August 27, 2019 at 8:10 pm #539164Hi,
This is a tricky one to explain on here but I’ll give it a go.
A) This cannot be the answer as the inventory will reduce but the cash will increase by the same amount and hence no change to the ratio.
B) In a similar fashion to answer A, this adjustment will impact cash and inventory in an equal fashion. Inventory will go up and cash will go down, hence no change to the ratio.
C) Here is the correct answer. Imagine the payment made is 0.2. The current assets fall from 1.2 to 1.0, whilst the liabilities fall from 1.0 to 0.8. The ratio is now 1.0/0.8 = 1.25 and an increase in the ratio
D) Offering the discounts here will reduce the receivables and cash balance, so no impact on the ratio.

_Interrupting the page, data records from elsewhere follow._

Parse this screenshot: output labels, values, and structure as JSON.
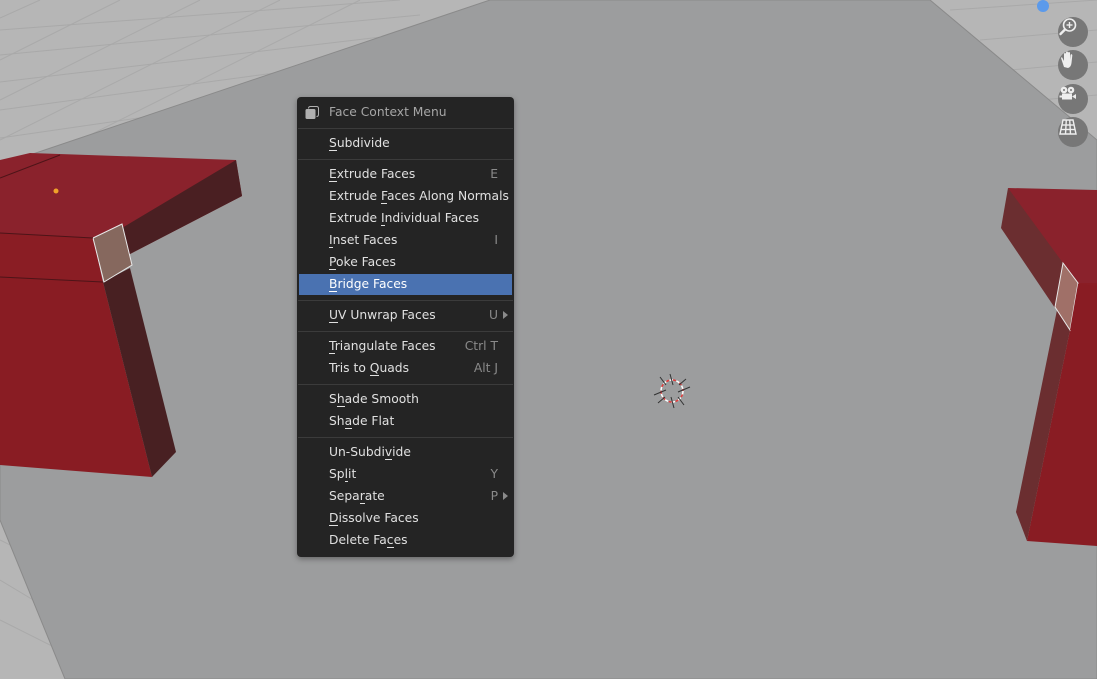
{
  "menu": {
    "title": "Face Context Menu",
    "title_icon": "face-mode-icon",
    "highlight_color": "#4a72b1",
    "items": [
      {
        "label": "Subdivide",
        "ul": "S",
        "pre": "",
        "post": "ubdivide",
        "shortcut": "",
        "submenu": false
      },
      {
        "label": "Extrude Faces",
        "pre": "",
        "ul": "E",
        "post": "xtrude Faces",
        "shortcut": "E",
        "submenu": false
      },
      {
        "label": "Extrude Faces Along Normals",
        "pre": "Extrude ",
        "ul": "F",
        "post": "aces Along Normals",
        "shortcut": "",
        "submenu": false
      },
      {
        "label": "Extrude Individual Faces",
        "pre": "Extrude ",
        "ul": "I",
        "post": "ndividual Faces",
        "shortcut": "",
        "submenu": false
      },
      {
        "label": "Inset Faces",
        "pre": "",
        "ul": "I",
        "post": "nset Faces",
        "shortcut": "I",
        "submenu": false
      },
      {
        "label": "Poke Faces",
        "pre": "",
        "ul": "P",
        "post": "oke Faces",
        "shortcut": "",
        "submenu": false
      },
      {
        "label": "Bridge Faces",
        "pre": "",
        "ul": "B",
        "post": "ridge Faces",
        "shortcut": "",
        "submenu": false,
        "active": true
      },
      {
        "label": "UV Unwrap Faces",
        "pre": "",
        "ul": "U",
        "post": "V Unwrap Faces",
        "shortcut": "U",
        "submenu": true
      },
      {
        "label": "Triangulate Faces",
        "pre": "",
        "ul": "T",
        "post": "riangulate Faces",
        "shortcut": "Ctrl T",
        "submenu": false
      },
      {
        "label": "Tris to Quads",
        "pre": "Tris to ",
        "ul": "Q",
        "post": "uads",
        "shortcut": "Alt J",
        "submenu": false
      },
      {
        "label": "Shade Smooth",
        "pre": "S",
        "ul": "h",
        "post": "ade Smooth",
        "shortcut": "",
        "submenu": false
      },
      {
        "label": "Shade Flat",
        "pre": "Sh",
        "ul": "a",
        "post": "de Flat",
        "shortcut": "",
        "submenu": false
      },
      {
        "label": "Un-Subdivide",
        "pre": "Un-Subdi",
        "ul": "v",
        "post": "ide",
        "shortcut": "",
        "submenu": false
      },
      {
        "label": "Split",
        "pre": "Sp",
        "ul": "l",
        "post": "it",
        "shortcut": "Y",
        "submenu": false
      },
      {
        "label": "Separate",
        "pre": "Sepa",
        "ul": "r",
        "post": "ate",
        "shortcut": "P",
        "submenu": true
      },
      {
        "label": "Dissolve Faces",
        "pre": "",
        "ul": "D",
        "post": "issolve Faces",
        "shortcut": "",
        "submenu": false
      },
      {
        "label": "Delete Faces",
        "pre": "Delete Fa",
        "ul": "c",
        "post": "es",
        "shortcut": "",
        "submenu": false
      }
    ]
  },
  "navigation": {
    "buttons": [
      {
        "name": "zoom-button",
        "icon": "magnifier-plus-icon"
      },
      {
        "name": "pan-button",
        "icon": "hand-icon"
      },
      {
        "name": "camera-view-button",
        "icon": "camera-icon"
      },
      {
        "name": "perspective-toggle-button",
        "icon": "grid-icon"
      }
    ]
  },
  "scene": {
    "object_color": "#8c1f26",
    "selected_face_color": "#8a6a62",
    "plane_color": "#9c9d9e",
    "grid_color": "#b8b8b8"
  }
}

Hope that clears it up a bit.
Thanks
August 28, 2019 at 8:39 pm #543651But sir here why the answer cannot be B, because let say bulk purchase of inventory is worth of 0.4 but we get large discount on it , due to which we will have to pay 0.2 cash , so in this way it will make 1.2 + 0.4 – 0.2 = 1.4. hence ratio is increased?
August 30, 2019 at 6:12 am #543775That isn’t how we deal with a bulk discount. We pay cash of 0.2 and the inventory is recorded at 0.2.
August 30, 2019 at 7:01 pm #543881Sir there is 1 confusion in option c and d.
In option d where it says that “Offer early payment discounts in order to collect recievables more quickly”
So here suppose receivables are 0.4 , and we offer discount of 0.2 , so here cash will increase by 0.2, discount allowed will increase by 0.2 and receiavbles will decrease by 0.4, right? Hence 1.2+0.2-1.4 = 1:1 hence the ratio has decreased. Right?
In the same way for option c where it says that ” Make an early payment to suppliers even though the amount is not due”
So here suppose payables are 0.4 and due to early payment we get cash discount of 0.2, so here cash will decrease by 0.2, discount received will increase by 0.2 and payables will decrease by 0.4. Am I right here or wrong in this approach?
September 3, 2019 at 8:57 am #544403d) how do we know the customers are taking advantage of the prompt payment discount? We don’t, so therefore we just look at the entry for making the sale.
c) follows on from what is said above. We are not told if they discounts are taken.